Date of Interview: 7 October 2020
Travis Klempan served in the Navy for twelve years, deploying three times. He earned a degree in English literature from the US Naval Academy and master's degrees in creative writing from the Jack Kerouac School of Disembodied Poetics and ethics from the University of Colorado Law School. His fiction and poetry have appeared in Ash & Bones, Windmill, and Bombay Gin, among others, and his short stories have received recognition from the Veterans Writing Project, Line of Advance, and Flyway Journal.
MWSA: What do you think are the main benefits of being an MWSA member?
One of the most common answers to "What was your favorite part of being in the military" is "The people I served with." Now, having been out of uniform, I'm always looking for ways to stay connected with a community of like-minded but diverse people. MWSA seems like an organization with a common mission and a broad base of support. Knowing that other military writers face the same troubles and celebrate the same triumphs means that I'm not doing this alone.

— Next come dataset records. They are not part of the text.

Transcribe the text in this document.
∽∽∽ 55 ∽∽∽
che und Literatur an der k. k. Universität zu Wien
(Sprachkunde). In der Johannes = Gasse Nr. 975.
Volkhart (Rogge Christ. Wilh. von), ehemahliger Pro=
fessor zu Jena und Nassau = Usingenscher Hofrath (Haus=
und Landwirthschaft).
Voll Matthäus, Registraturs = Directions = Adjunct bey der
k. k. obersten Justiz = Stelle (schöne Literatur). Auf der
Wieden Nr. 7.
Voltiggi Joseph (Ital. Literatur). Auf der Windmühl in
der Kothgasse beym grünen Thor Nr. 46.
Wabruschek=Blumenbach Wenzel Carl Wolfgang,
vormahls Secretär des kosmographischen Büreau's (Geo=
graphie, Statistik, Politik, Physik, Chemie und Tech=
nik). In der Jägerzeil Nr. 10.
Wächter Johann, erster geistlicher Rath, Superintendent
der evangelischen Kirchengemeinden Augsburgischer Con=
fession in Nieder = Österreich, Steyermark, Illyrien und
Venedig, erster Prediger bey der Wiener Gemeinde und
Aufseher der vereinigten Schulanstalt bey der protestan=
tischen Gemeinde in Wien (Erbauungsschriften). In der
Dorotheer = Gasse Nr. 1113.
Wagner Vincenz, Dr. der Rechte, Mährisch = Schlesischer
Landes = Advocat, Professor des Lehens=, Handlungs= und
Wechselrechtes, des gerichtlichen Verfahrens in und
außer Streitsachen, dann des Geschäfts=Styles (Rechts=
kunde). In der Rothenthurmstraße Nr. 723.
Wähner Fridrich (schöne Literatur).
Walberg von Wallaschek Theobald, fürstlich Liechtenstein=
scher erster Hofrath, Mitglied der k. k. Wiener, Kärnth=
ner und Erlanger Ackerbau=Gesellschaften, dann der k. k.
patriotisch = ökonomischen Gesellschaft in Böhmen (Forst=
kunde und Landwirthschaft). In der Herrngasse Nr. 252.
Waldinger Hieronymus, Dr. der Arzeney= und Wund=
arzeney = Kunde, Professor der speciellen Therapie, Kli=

MWSA: What do you hope readers "take away" from your novel Have Snakes, Need Birds?
Everyone is going to come to my book with their own life experiences and for their own reasons. I would love for people - especially military readers - to walk away from it with a sense of seeing something of themselves in it. HSNB has a huge cast of characters (and that's even after editing many storylines out or combining characters), so hopefully, they get a sense of how quirky men and women in the military can be, and how hard it should be to stereotype them. I also want people to respond in a deeper way since this isn't the "typical" war story. Sure, there are firefights and convoys, but there's a spiritual and mystical element at work that should unnerve people and make them think after they've put the book down. My biggest hope, though, is that they enjoy reading it and recommend it to a friend.
MWSA: What was the hardest part of writing Have Snakes, Need Birds?
More than the mechanics of getting a story onto the page, and editing it and cleaning it up so that it's sharp and tight and fluid and all those things, one of the hardest things to do - and still makes me pause each time I reread it - was to say goodbye to any character. It's a war story, but there's so much loss that it's hard to end a storyline or know that two characters will never get to reunite or meet and that people, even with fictional lives, have such an impact on everyone they meet.
MWSA: What's your next writing adventure?
Without giving away too much of the plot of HSNB, the main character Mack falls in love with a woman Sera (that much you can learn from the back cover). He loses Sera, though, in a way that he'll never get her back. However, Sera's best friend Mo - whose life continues on outside the events of HSNB - re-encounters Mack after he's left the military. Mo becomes the main character of her own story, and Mack is an important part of her journey. It's been tough to write and I really want to "get it right," but I hope to have a "follow-on" book (not a sequel) out next year or the year after, with a third and final follow-on after that.
MWSA: Any advice for new writers, or those who want to try their hand at writing?
Figure out who you're writing for and why. If you're writing for yourself, that's absolutely legitimate and no one should say otherwise. If you're writing for others, there are additional demands on what you write and how you broadcast it. Once you've released your writing into the world, it's not totally yours any longer. More practical advice: read, a lot. Join a writing group (even a virtual one) or take writing classes (Lighthouse Writers in Denver is just one example). Read some more. Don't be afraid to edit, edit, edit, and while you should take your work and your craft seriously, try not to take yourself too seriously.
MWSA: How has your military experience influenced you as a writer, and how did it influence your book Have Snakes, Need Birds?
I'll answer that second question first. To start, HSNB follows an Army sergeant deployed to a combat zone. I was an officer in the Navy, and while I was enlisted before that and while I deployed to Iraq, Mack's experiences were, by definition, very different from mine. However, I used the "improvise, adapt, and overcome" mentality that seems so useful and ubiquitous in the military to figure out what parts I needed to get "right" (language, ranks, dialogue), what parts I could "fudge" (the battalion Mack deploys with, the 33rd Infantry Regiment, hasn't been activated since the Korean War, which allowed me some latitude and flexibility), and what was the "most" important (the feel, the heat, the grit, the day-to-day and the big picture, along with the impending but delayed sense of doom). Generally speaking, I'm not quite as disciplined now in my personal life as I was in the military, but I still try to write or think about writing every day. I keep notes on my phone and computer and in a notebook, and I'm not joking when I say I do a lot of my writing in my head...it's just a gamble if I can get it out of there before I lose it.